Distracting questions concerning school and family members may be helpful to relieve anxiety during the examination. Observing the child's facial expressions during this questioning and palpating is critical.

Palpation of the abdomen should be performed with a gentle and light touch, searching for involuntary guarding of the rectus or oblique muscles. In early appendicitis, children may not have significant guarding or peritoneal signs. Younger children are much more likely to present with diffuse abdominal pain and peritonitis, perhaps because their omentum is not well developed and cannot contain the perforation.

Typically, maximal tenderness can be found at the McBurney point in the RLQ. A mass may be palpable in the RLQ if the appendix is perforated.

However, the appendix may lie in many positions. Patients with a medially positioned appendix may present with suprapubic tenderness. Patients with a laterally positioned appendix often have flank tenderness.

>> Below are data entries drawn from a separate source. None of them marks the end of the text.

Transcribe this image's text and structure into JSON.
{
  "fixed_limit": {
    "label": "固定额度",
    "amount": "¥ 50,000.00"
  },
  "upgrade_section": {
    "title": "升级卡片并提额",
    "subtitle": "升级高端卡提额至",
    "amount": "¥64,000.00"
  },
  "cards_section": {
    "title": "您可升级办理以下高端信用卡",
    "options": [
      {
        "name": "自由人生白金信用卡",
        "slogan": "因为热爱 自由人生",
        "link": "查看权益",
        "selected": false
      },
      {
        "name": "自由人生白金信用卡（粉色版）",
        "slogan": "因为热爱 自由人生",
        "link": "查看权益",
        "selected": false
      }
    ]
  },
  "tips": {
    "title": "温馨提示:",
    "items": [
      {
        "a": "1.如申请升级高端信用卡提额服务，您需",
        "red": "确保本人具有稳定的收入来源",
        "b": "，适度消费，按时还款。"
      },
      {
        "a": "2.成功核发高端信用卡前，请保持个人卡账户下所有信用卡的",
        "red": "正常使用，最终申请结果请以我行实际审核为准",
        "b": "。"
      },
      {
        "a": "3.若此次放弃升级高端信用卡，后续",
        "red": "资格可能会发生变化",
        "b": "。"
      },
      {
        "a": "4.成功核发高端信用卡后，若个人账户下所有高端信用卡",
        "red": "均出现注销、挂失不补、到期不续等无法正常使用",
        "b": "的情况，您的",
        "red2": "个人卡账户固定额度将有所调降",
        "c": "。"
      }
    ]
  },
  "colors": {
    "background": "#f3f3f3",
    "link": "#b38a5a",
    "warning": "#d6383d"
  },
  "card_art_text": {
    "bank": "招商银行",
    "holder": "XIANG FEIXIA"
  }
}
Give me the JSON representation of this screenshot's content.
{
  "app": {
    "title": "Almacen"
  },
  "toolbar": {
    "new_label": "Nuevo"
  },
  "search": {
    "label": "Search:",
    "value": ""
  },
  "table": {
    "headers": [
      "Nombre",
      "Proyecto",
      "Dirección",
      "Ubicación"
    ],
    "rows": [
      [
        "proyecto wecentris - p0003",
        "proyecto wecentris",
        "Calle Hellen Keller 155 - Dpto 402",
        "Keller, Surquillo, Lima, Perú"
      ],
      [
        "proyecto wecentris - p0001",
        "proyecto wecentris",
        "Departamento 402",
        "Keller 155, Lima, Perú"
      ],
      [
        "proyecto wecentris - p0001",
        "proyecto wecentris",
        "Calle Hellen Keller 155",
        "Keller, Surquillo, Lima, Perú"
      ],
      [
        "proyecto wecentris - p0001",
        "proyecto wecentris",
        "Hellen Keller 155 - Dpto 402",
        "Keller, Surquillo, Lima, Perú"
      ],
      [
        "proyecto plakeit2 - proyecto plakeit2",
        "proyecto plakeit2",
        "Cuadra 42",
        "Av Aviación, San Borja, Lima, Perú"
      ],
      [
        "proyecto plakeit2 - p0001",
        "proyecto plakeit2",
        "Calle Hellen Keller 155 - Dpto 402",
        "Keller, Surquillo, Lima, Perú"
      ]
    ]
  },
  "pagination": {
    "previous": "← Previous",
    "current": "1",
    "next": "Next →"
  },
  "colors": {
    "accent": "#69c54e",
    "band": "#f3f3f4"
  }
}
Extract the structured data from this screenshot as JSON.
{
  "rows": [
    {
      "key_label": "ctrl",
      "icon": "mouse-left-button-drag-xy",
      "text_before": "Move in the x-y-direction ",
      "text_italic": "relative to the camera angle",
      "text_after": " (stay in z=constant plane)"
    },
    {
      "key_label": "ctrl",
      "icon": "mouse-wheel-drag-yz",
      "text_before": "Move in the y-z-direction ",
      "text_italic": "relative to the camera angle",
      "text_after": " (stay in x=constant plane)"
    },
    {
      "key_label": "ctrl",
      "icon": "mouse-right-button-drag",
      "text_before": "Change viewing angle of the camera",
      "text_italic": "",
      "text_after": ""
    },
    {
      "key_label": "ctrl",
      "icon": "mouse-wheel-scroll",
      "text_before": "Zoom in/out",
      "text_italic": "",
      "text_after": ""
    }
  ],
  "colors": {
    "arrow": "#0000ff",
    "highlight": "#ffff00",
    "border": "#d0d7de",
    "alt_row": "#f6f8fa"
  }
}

Patients with a retrocecal appendix may not have any tenderness until appendicitis is advanced or the appendix perforates.

Presence of the Rovsing sign (pain in the RLQ in response to left-sided palpation or percussion) strongly suggests peritoneal irritation.

To assess for the psoas sign, place the child on the left side and hyperextend the right leg at the hip. A positive response suggests an inflammatory mass overlying the psoas muscle (retrocecal appendicitis).

Check for the obturator sign by internally rotating the flexed right thigh. A positive response suggests an inflammatory mass overlying the obturator space (pelvic appendicitis).

During the abdominal examination, try to avoid eliciting rebound tenderness. This is a painful practice and certainly destroys any trust that has been garnered during the examination. Peritonitis can be confirmed with gentle percussion over the right lower quadrant. Involuntary contraction of the abdominal wall musculature (involuntary guarding) and tenderness can be elicited with minimal stress or discomfort to the child.

Other methods can be used to establish that the patient has peritoneal irritation. Asking the patient to sit up in bed, cough, jump up and down, or bounce his or her pelvis off the bed while in the supine position may elicit pain in the presence of peritoneal irritation. Alternatively, other acceptable maneuvers are tapping the patient's soles and shaking the stretcher. A child with advanced appendicitis typically prefers to lie still due to peritoneal irritation.